If they are going to clamp down on voters like this, they need to make voting more accessible by changing election day from Tuesday to Saturday, so that working folk can get to the polls more easily.
RHarnack has the right idea. How the states implement their voter ID requirement will determine just what the agenda is. As it stands, it’s ripe for the usual political abuses, by the usual suspects.
“The bad news: Some people in Indiana won’t get to vote this fall….Strategically, the plaintiffs in the Indiana case may have erred in attacking the law on its face; that is to say, without identifying specific individuals whose rights had been injured.”

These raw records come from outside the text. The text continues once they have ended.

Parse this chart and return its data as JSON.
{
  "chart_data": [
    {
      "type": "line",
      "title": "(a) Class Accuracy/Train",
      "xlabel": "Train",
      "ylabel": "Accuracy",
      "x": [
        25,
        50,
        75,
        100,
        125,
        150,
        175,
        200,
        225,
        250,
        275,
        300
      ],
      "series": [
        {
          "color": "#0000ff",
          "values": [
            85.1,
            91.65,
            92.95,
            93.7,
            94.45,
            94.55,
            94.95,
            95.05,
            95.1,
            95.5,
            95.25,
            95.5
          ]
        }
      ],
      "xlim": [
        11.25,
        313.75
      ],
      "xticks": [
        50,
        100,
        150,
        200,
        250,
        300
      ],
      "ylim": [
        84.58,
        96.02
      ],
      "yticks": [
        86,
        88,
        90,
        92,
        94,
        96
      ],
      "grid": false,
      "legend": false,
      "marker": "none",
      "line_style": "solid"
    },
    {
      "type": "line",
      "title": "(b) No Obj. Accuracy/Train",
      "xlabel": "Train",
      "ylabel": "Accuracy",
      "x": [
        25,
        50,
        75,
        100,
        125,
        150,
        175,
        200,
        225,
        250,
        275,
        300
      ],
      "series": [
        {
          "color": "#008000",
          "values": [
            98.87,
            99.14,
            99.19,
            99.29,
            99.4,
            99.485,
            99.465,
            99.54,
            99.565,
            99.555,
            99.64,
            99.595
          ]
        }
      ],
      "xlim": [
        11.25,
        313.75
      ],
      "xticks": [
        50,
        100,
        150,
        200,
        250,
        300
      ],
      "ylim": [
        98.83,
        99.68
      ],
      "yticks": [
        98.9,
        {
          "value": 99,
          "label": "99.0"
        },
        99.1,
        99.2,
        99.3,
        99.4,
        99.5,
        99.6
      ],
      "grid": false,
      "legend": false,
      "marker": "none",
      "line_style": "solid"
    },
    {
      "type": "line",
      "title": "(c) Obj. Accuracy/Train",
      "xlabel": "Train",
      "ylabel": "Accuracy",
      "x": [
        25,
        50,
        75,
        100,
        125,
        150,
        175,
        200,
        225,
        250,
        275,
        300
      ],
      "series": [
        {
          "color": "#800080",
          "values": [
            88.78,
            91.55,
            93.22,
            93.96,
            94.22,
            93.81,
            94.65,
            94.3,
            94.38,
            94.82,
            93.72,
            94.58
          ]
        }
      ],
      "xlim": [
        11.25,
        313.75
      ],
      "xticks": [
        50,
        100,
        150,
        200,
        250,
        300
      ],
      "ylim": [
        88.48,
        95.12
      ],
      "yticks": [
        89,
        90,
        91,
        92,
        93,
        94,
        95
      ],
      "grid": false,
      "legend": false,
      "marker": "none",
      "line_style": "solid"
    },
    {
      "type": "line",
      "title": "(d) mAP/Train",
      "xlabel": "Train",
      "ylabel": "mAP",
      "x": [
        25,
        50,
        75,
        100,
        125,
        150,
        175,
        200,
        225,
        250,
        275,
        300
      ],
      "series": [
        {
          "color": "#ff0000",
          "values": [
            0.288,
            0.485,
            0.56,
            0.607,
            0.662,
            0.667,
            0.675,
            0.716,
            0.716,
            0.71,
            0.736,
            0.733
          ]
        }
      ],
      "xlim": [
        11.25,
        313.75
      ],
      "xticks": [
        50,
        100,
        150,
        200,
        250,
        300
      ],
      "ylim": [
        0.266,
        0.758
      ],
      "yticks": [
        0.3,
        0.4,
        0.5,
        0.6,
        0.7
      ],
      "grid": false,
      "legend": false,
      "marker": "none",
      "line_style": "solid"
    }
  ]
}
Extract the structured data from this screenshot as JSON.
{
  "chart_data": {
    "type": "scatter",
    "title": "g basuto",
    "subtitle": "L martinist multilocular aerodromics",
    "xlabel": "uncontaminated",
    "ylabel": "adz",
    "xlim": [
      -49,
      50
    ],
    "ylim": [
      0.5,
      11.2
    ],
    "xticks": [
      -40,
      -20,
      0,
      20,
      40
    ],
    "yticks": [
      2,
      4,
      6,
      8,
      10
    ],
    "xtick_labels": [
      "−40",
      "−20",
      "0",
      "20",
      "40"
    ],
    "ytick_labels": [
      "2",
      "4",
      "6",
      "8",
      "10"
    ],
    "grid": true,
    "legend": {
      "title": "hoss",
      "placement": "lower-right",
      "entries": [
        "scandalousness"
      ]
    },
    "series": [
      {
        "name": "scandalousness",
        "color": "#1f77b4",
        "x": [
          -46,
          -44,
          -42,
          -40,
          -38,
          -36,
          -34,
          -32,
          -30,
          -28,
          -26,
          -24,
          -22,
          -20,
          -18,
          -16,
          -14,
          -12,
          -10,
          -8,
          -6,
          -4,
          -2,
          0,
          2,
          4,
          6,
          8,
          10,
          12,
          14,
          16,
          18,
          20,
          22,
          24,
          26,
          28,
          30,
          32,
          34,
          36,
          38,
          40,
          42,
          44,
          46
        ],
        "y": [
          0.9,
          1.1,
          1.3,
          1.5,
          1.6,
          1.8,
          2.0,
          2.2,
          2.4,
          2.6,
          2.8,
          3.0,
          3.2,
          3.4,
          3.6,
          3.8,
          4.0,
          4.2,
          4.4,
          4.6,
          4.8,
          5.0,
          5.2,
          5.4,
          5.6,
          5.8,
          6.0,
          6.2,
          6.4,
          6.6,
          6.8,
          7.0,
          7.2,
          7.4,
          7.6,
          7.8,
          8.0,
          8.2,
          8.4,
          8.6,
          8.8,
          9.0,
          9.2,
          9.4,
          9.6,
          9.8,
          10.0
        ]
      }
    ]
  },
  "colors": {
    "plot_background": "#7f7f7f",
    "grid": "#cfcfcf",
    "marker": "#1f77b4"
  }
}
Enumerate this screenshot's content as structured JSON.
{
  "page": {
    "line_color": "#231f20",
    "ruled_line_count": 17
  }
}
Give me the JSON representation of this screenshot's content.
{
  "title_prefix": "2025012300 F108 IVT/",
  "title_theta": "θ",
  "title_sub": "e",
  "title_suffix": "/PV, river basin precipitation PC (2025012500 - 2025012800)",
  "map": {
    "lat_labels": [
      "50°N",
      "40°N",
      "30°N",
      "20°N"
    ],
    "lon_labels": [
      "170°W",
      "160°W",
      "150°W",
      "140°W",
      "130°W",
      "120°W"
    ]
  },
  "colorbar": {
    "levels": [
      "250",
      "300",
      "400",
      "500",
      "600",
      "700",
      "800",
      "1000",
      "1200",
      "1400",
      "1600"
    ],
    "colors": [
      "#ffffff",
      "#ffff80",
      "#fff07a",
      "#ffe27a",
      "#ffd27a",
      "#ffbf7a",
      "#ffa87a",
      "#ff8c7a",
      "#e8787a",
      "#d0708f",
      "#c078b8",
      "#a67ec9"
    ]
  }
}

And yet, Missouri has a law that specifically identifies the injured party denied the right to vote in the statute, but the Post is strangely quiet on the subject. Under Section 566.149 of Missouri Revised Statutes, registered sex offenders:
“…shall not be present in or loiter within five hundred feet of any school building, on real property comprising any school, or in any conveyance owned, leased, or contracted by a school to transport students to or from school or a school-related activity when persons under the age of eighteen are present in the building, on the grounds, or in the conveyance, unless the offender is a parent, legal guardian, or custodian of a student present in the building and has met the conditions set forth in subsection 2 of this section.” http://www.moga.state.mo.us/statutes/C500-599/5660000149.HTM
This applies to polling locations on school property (and churches, cemeteries etc.). Thus, it is illegal for a rso to vote if their polling location is on or within 500 feet of school property, and minors are present. The exception noted will then allow a third party to determine ones voting rights.
And no, an Absentee Ballot cannot be used in this instance, as it would be considered vote fraud. The sponsor of the bill, Scott Lipke, was made aware of this apparent unintended consequence and claimed it would be addressed. That was in the fall of 2006.
Members of the Missouri Legislature have publicly condemned uncostitutional bills that deprive citizens of their rights, but apparently that opposition is limited to those they feel worthy of those rights. It’s a belief that has become contagious.